Until 1993, the Lake Bonneville Council and Cache Valley Council covered northern Utah. Those councils merged with the Jim Bridger Council (#639) to become the Trapper Trails Council. Along with the Great Salt Lake Council of central Utah and the Utah National Parks Council of southern Utah, the Trapper Trails Council became part of the Crossroads of the West Council (#590) in 2020 following the withdrawal of the LDS Church from scouting. The Snake River Council served Scouts in Idaho and Nevada, as well as Utah, prior to its merger into the Mountain West Council.

==Boy Scouts of America in Utah today==
Utah and adjacent parts of Arizona, Idaho, Nevada, and Wyoming are currently served by Scouts BSA's Crossroads of the West Council.

=== Crossroads of the West Council ===

Crossroads of the West Council serves Scouts in Utah and adjacent areas of Arizona, Nevada, Wyoming, and Idaho.

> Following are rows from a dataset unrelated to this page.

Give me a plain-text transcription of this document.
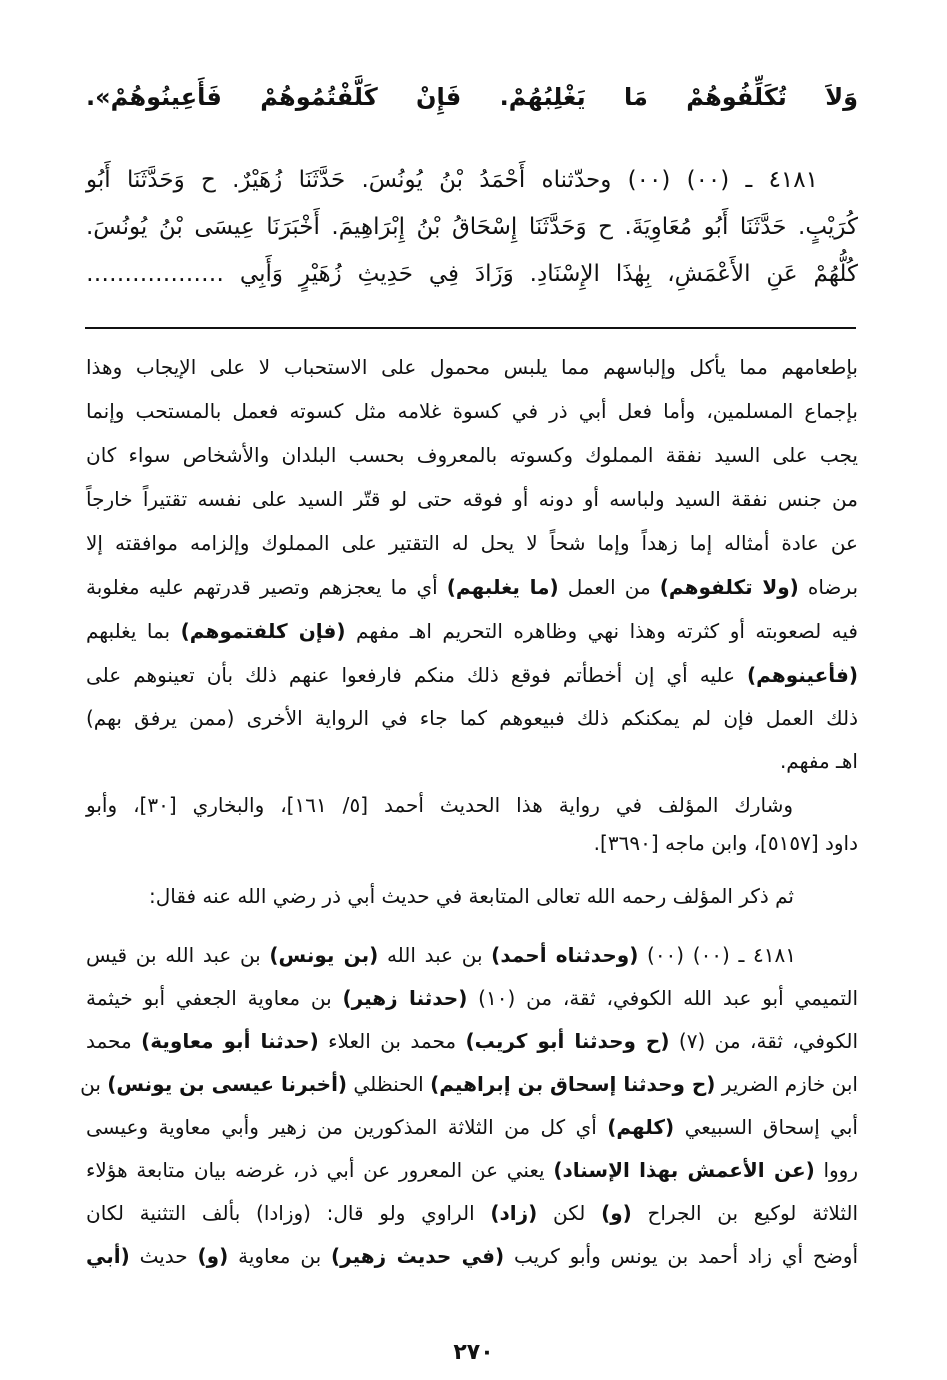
وَلاَ تُكَلِّفُوهُمْ مَا يَغْلِبُهُمْ. فَإِنْ كَلَّفْتُمُوهُمْ فَأَعِينُوهُمْ».
٤١٨١ ـ (٠٠) (٠٠) وحدّثناه أَحْمَدُ بْنُ يُونُسَ. حَدَّثَنَا زُهَيْرٌ. ح وَحَدَّثَنَا أَبُو
كُرَيْبٍ. حَدَّثَنَا أَبُو مُعَاوِيَةَ. ح وَحَدَّثَنَا إِسْحَاقُ بْنُ إِبْرَاهِيمَ. أَخْبَرَنَا عِيسَى بْنُ يُونُسَ.
كُلُّهُمْ عَنِ الأَعْمَشِ، بِهٰذَا الإِسْنَادِ. وَزَادَ فِي حَدِيثِ زُهَيْرٍ وَأَبِي ………………
بإطعامهم مما يأكل وإلباسهم مما يلبس محمول على الاستحباب لا على الإيجاب وهذا
بإجماع المسلمين، وأما فعل أبي ذر في كسوة غلامه مثل كسوته فعمل بالمستحب وإنما
يجب على السيد نفقة المملوك وكسوته بالمعروف بحسب البلدان والأشخاص سواء كان
من جنس نفقة السيد ولباسه أو دونه أو فوقه حتى لو قتّر السيد على نفسه تقتيراً خارجاً
عن عادة أمثاله إما زهداً وإما شحاً لا يحل له التقتير على المملوك وإلزامه موافقته إلا
برضاه (ولا تكلفوهم) من العمل (ما يغلبهم) أي ما يعجزهم وتصير قدرتهم عليه مغلوبة
فيه لصعوبته أو كثرته وهذا نهي وظاهره التحريم اهـ مفهم (فإن كلفتموهم) بما يغلبهم
(فأعينوهم) عليه أي إن أخطأتم فوقع ذلك منكم فارفعوا عنهم ذلك بأن تعينوهم على
ذلك العمل فإن لم يمكنكم ذلك فبيعوهم كما جاء في الرواية الأخرى (ممن يرفق بهم)
اهـ مفهم.
وشارك المؤلف في رواية هذا الحديث أحمد [٥/ ١٦١]، والبخاري [٣٠]، وأبو
داود [٥١٥٧]، وابن ماجه [٣٦٩٠].
ثم ذكر المؤلف رحمه الله تعالى المتابعة في حديث أبي ذر رضي الله عنه فقال:
٤١٨١ ـ (٠٠) (٠٠) (وحدثناه أحمد) بن عبد الله (بن يونس) بن عبد الله بن قيس
التميمي أبو عبد الله الكوفي، ثقة، من (١٠) (حدثنا زهير) بن معاوية الجعفي أبو خيثمة
الكوفي، ثقة، من (٧) (ح وحدثنا أبو كريب) محمد بن العلاء (حدثنا أبو معاوية) محمد
ابن خازم الضرير (ح وحدثنا إسحاق بن إبراهيم) الحنظلي (أخبرنا عيسى بن يونس) بن
أبي إسحاق السبيعي (كلهم) أي كل من الثلاثة المذكورين من زهير وأبي معاوية وعيسى
رووا (عن الأعمش بهذا الإسناد) يعني عن المعرور عن أبي ذر، غرضه بيان متابعة هؤلاء
الثلاثة لوكيع بن الجراح (و) لكن (زاد) الراوي ولو قال: (وزادا) بألف التثنية لكان
أوضح أي زاد أحمد بن يونس وأبو كريب (في حديث زهير) بن معاوية (و) حديث (أبي
٢٧٠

- Old Ephrain District (1) – Idaho: Franklin, Bear Lake Counties; Utah: Box Elder, Cache, Rich Counties
- Weber Rapids District (2) – Weber County; Morgan County
- Jim Bridger District (3) – Wyoming: Lincoln, Uinta, Sublette, Sweetwater Counties; Utah: Daggett County
- Thurston Peak District (4) – Davis County
- Oquirrh Mountain District (5) – Salt Lake County (West of I-15 minus Draper and Sandy); Tooele County
- Wasatch Peaks District (6) – Salt Lake County (East of I-15 including Draper and Sandy); Summit County
- Timpanogos District (7) Utah County North (Orem and all cities north); Wasatch, Duchesne, Uintah Counties
- Silver Sage District (8) – Utah County South (Provo and all cities south); Juab, Carbon, Emery, Grand, San Juan Counties
- Spanish Trails District (9) – Sanpete, Millard, Sevier, Beaver, Piute, Wayne, Iron, Garfield, Washington, and Kane Counties in Utah, Lincoln County in Nevada, the Arizona Strip

===Great Southwest Council===

The Great Southwest Council of BSA is headquartered in Albuquerque, New Mexico, and provides Scouting to youth in northern New Mexico, northeast Arizona, Utah south of the San Juan River, and the Durango and Mesa Verde areas of Colorado.

==Girl Scouting in Utah==

Two Girl Scout councils serve Utah.

===History===

Girl Scouting in Utah started in 1920 in Ogden, Utah and the first troops registered in Salt Lake City in 1921. In 1961 the current major council in Utah, Girl Scouts of Utah, was founded by the merging of several smaller councils.

===Girl Scouts-Arizona Cactus-Pine Council===

In Utah, Girl Scouts-Arizona Cactus-Pine Council, headquartered in Phoenix, Arizona, serves girls living on the Navajo Nation in southern Utah.

===Girl Scouts of Utah===

Girl Scouts of Utah, headquartered in Salt Lake City, serves over 9,000 girls in Utah and West Wendover, Nevada.

- Service Centers
- Northern Utah Service Center in Riverdale, Utah
- Central Utah Service Center in Orem, Utah

- Camps
- Camp Cloud Rim is 27 acre at over 9000 ft by Lake Brimhall in the Wasatch Mountains near Park City, Utah. It was built by the Utah Works Progress Administration in the early 1930s. Originally named Camp Pinar, it was renamed to Camp Cloud Rim in 1937. The Lodge was destroyed by fire in 1992 but rebuilt and named the Janet Quinney Lawson Lodge. The new lodge was dedicated on August 14, 1999, and Janet Quinney Lawson was in attendance for the ceremony. In 2013, the Girl Scouts of Utah council officially bought 236 acres of land just south of Cloud Rim from Silver Islet Lake Partners. The land has a conservation easement on all but 18 acres, so the Girl Scouts plan to build some rustic cabins, but will mostly preserve the land.
- Trefoil Ranch is 123 acre near Provo, Utah. It was built in 1943 by volunteers. In 2002, a new lodge was built and dedicated in 2003 featuring new restrooms, a classroom facility, and a new showerhouse.